Dsquared²
A unique visual signature based on accords, character, and seasonality
The lemon arrives bright and nervy, immediately joined by that bourbon pepper's warm burn—the two create a discordant, almost confrontational opening that commands attention. Within five minutes, the initial citrus begins its retreat whilst the pepper deepens into something more savoury and spiced.
The cedar emerges gradually, dry and architectural, while the resinous notes add a sticky, almost tacky quality that prevents the composition from floating away. The vetiver tethers everything down with a subtle grassiness, and the fragrance settles into its true character: a mineral-green woody composition with surprising depth, though still maintaining that cool distance from the skin.
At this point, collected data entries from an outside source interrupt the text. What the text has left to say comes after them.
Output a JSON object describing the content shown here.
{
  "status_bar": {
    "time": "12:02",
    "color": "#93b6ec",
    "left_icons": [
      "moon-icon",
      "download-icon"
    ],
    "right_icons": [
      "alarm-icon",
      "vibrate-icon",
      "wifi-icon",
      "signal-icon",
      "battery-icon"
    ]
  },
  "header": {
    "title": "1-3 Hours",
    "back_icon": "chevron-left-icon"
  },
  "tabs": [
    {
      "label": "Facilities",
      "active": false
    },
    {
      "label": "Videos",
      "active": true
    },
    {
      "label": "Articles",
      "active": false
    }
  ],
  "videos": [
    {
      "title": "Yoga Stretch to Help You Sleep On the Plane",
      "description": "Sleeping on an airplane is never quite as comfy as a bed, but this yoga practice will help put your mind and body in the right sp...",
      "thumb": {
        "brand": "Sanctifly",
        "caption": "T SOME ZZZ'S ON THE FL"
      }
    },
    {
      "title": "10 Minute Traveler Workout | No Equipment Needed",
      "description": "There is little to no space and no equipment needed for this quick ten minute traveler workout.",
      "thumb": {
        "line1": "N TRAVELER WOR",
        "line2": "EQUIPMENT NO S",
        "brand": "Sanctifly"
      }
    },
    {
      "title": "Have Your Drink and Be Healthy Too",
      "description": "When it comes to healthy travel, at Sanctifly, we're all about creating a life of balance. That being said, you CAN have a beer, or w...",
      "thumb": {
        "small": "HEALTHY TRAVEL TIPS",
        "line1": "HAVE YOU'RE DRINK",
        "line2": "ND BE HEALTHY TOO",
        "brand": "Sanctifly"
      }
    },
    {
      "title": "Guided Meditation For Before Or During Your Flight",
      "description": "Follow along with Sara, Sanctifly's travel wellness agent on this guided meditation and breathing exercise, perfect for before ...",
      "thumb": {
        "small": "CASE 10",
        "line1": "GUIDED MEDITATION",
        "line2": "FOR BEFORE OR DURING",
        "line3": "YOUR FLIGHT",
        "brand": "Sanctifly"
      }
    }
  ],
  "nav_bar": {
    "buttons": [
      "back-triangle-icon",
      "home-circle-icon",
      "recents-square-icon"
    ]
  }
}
The base reveals itself as distinctly understated—the cypriol adds earthiness whilst the musk and ambrox become increasingly nebulous, almost abstract. By the fourth hour, Green Wood has become a skin scent, woody and vaguely mineral, leaving behind something more felt than smelled, a suggestion of dry timber and distant vetiver rather than a declaration.
Green Wood is a study in restrained woody austerity that rejects sweetness in favour of architectural precision. Daphné Bugey has constructed something deliberately unsentimental—a fragrance that smells less like a forest walk and more like the interior of a modernist timber building, all clean grain and mineral dust.
The lemon opening provides brightness, but it's the bourbon pepper that immediately signals this isn't a cheerful citrus affair. That pepper carries an almost medicinal bite, peppery in the way black cardamom is peppery—warming rather than sharp. It sits uneasily alongside the citrus, creating tension rather than harmony. This is the fragrance's most compelling moment: that friction between brightness and spice.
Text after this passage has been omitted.